Because I wanted a better answer to the question I got most in the run-up to Election Day 2012: “Why don’t you hate Mitt Romney?”

Well, gosh, I don’t hate anyone. But, maybe the fact that I actually use words like “gosh” (and “smitten,” “darn” and “heck”) puts me into a special class of people (perhaps we’re “1 percenters” of a sort) who talk “old-timey,” as Romney’s diction has been described.

Linguistic parallels aside, unlike most females, racial minorities and non-millionaires, I didn’t despise the Republican standard-bearer — even after his seeming put-down of 47 percent of Americans — though I also didn’t adore him. I figured the movie would give me the opportunity to get beyond Romney’s wooden public persona and get to know the man who could have been president.

I was disappointed.

This is not a Republican video version of the soap opera-ish book “Double Down: Game Change 2012” by Mark Halperin and John Heilemann.

Filmmaker Greg Whiteley opens “Mitt” on election night 2012. A stricken circle of Romney family members and confidants begins to realize he has lost the race. Romney, ever levelheaded and considerate of propriety, asks who has the president’s phone number so he can call to concede.

As we get to know the “real” Mitt (he wears gloves patched with duct tape), we learn from his family what a colossal drag it is that Dad is running for president.

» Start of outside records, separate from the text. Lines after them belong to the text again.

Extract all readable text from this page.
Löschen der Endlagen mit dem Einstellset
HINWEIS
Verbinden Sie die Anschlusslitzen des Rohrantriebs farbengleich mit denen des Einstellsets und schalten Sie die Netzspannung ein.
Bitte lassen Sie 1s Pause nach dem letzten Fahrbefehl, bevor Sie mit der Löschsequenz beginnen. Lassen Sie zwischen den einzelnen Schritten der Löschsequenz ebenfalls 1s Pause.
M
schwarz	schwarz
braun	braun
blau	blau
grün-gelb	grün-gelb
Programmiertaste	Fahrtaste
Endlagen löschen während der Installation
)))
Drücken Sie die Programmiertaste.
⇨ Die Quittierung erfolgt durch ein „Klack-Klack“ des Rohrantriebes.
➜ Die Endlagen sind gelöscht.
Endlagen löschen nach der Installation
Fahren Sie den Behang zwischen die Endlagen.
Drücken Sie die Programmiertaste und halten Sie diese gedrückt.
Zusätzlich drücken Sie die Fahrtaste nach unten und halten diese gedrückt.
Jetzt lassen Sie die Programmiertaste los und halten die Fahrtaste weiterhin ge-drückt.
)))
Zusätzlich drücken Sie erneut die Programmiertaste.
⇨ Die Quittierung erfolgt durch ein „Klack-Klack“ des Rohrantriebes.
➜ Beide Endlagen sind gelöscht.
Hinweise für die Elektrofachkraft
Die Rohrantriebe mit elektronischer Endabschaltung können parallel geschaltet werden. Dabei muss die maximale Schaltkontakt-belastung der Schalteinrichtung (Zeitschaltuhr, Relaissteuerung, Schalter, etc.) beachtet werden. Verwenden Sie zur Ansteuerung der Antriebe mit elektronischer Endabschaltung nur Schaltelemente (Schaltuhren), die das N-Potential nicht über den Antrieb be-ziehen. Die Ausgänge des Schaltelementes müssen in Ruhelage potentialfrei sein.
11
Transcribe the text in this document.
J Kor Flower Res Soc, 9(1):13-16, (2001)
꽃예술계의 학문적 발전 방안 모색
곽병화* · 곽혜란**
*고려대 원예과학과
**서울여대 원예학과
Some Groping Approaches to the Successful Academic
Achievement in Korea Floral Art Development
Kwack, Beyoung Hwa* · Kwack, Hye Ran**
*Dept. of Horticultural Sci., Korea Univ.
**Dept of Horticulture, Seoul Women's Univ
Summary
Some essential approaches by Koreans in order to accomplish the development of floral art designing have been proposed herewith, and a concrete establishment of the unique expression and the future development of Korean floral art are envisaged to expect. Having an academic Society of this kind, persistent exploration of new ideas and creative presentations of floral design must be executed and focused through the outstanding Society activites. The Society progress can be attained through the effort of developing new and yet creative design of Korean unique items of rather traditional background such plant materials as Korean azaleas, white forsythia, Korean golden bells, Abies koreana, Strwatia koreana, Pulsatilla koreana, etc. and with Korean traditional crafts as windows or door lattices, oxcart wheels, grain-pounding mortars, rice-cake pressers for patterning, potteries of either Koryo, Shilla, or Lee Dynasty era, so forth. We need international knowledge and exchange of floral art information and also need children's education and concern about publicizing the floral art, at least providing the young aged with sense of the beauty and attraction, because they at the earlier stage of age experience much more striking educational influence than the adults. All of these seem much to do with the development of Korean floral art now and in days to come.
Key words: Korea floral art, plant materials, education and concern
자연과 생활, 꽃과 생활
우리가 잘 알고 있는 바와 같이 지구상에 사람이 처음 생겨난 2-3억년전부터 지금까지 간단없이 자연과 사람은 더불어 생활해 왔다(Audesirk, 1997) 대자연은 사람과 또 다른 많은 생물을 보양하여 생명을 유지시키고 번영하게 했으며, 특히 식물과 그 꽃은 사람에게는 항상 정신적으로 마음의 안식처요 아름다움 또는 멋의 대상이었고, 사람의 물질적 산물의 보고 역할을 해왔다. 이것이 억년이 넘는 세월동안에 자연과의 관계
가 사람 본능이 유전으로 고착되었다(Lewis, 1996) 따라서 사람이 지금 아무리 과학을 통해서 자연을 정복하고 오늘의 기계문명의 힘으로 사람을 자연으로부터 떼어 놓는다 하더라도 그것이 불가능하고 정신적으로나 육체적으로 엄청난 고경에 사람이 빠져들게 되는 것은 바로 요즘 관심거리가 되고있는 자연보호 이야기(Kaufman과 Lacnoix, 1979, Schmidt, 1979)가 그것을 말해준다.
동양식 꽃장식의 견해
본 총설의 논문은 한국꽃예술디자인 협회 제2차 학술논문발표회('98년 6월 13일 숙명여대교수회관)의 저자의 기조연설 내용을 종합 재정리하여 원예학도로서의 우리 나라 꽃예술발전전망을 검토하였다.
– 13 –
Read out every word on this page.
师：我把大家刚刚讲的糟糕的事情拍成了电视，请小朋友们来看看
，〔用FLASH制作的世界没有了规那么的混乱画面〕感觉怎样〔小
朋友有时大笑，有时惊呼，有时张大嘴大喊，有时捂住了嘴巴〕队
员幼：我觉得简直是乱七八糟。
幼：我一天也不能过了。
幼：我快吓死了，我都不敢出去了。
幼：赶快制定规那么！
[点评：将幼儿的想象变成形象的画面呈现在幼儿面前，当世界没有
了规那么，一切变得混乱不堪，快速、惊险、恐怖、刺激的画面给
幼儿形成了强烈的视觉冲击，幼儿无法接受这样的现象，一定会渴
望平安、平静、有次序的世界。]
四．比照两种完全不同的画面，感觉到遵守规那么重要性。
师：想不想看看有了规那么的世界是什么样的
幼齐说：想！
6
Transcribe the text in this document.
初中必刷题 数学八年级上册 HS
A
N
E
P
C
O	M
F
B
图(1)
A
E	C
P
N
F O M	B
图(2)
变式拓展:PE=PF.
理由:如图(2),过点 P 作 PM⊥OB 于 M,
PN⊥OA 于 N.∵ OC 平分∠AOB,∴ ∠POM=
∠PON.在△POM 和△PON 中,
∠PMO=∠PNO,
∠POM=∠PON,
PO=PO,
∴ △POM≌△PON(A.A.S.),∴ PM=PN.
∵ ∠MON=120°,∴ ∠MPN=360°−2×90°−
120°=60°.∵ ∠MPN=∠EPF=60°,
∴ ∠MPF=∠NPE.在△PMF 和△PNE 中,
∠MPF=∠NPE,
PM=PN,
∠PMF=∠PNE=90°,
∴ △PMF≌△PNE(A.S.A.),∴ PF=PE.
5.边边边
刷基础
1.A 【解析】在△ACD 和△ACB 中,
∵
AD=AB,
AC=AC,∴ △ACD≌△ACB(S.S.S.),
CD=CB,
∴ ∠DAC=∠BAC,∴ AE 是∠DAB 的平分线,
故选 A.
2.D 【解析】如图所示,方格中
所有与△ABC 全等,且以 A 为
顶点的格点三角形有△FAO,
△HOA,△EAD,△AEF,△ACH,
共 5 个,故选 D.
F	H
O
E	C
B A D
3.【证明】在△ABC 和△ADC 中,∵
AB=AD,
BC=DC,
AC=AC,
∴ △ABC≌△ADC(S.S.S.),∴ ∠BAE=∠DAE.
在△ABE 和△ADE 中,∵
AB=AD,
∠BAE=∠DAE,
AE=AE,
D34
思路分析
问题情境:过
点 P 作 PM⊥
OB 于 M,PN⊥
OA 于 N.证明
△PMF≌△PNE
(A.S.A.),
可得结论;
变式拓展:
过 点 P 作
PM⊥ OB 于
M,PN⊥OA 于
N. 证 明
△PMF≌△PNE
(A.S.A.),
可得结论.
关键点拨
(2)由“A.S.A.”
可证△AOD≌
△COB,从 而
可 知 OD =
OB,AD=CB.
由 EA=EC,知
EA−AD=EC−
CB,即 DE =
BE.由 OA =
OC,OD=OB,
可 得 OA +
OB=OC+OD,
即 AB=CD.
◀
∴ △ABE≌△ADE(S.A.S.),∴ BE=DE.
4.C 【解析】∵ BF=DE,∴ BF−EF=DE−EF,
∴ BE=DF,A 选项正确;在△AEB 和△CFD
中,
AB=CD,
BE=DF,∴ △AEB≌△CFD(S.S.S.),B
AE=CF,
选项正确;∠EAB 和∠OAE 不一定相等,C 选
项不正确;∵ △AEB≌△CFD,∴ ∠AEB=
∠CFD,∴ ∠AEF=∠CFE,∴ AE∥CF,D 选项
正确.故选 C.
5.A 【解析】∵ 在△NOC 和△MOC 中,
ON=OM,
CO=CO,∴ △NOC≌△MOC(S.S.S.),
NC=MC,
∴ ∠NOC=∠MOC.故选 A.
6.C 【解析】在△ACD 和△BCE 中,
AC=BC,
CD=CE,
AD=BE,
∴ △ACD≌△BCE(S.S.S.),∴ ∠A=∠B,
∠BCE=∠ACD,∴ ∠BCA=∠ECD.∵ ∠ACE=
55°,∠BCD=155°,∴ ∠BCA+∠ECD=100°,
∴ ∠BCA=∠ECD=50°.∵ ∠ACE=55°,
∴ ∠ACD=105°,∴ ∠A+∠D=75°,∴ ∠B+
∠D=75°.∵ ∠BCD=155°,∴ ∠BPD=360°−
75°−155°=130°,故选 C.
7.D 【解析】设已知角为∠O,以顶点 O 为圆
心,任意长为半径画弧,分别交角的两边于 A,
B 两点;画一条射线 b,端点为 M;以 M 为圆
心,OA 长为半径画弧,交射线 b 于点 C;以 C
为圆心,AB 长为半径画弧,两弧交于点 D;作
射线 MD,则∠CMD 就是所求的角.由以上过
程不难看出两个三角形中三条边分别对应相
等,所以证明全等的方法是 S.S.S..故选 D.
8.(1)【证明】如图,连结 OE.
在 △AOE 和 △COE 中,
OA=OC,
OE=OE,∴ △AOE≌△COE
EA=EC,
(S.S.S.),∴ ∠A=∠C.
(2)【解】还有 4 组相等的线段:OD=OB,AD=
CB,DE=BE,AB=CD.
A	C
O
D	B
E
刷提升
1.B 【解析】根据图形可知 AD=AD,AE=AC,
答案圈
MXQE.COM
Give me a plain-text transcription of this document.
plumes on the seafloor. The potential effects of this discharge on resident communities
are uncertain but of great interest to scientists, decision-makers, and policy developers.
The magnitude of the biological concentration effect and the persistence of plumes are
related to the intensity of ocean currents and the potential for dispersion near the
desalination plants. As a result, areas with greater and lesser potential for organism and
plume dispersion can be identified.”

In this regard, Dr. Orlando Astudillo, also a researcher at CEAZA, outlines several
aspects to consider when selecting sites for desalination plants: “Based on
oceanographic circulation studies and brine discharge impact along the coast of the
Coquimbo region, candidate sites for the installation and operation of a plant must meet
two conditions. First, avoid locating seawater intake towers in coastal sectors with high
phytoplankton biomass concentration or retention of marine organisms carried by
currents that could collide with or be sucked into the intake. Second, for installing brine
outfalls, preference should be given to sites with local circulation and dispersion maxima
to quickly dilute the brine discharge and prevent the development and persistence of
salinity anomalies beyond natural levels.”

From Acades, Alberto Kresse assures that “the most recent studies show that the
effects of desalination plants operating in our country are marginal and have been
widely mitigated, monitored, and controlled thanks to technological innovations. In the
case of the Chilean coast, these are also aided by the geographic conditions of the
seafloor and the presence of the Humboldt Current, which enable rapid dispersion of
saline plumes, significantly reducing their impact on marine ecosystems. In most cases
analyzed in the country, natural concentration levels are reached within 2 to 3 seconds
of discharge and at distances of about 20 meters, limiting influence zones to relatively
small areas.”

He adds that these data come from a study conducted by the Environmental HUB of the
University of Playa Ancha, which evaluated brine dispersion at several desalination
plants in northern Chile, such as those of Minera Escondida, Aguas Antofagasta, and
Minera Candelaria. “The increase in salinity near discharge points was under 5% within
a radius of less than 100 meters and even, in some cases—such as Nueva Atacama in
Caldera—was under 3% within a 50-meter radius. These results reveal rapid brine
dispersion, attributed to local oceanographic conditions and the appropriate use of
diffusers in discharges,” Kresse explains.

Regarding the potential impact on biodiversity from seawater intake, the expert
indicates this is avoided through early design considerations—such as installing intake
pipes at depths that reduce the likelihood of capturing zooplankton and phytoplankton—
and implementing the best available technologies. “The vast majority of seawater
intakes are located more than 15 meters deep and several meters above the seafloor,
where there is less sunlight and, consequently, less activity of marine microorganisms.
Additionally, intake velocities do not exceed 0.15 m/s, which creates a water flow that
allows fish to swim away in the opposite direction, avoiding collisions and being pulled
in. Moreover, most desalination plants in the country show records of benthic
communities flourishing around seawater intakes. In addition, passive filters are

It is, by turns, awful, frustrating, sorrowful and grueling. There are endless car rides, identically bland hotel rooms, and annoying challenges. But so much love.

Really — So. Very. Much. Love.

His children and spouse are so doting, adoring and plainly awestruck by him, it becomes cringe-inducing. Lovely at first, but then perplexing. Surely at some point during the Romney family’s quixotic journey someone got crabby or angry or even a tiny bit disheveled. But we never see anything even hinting at the sort of natural tensions that come with the high-wire act of a presidential campaign.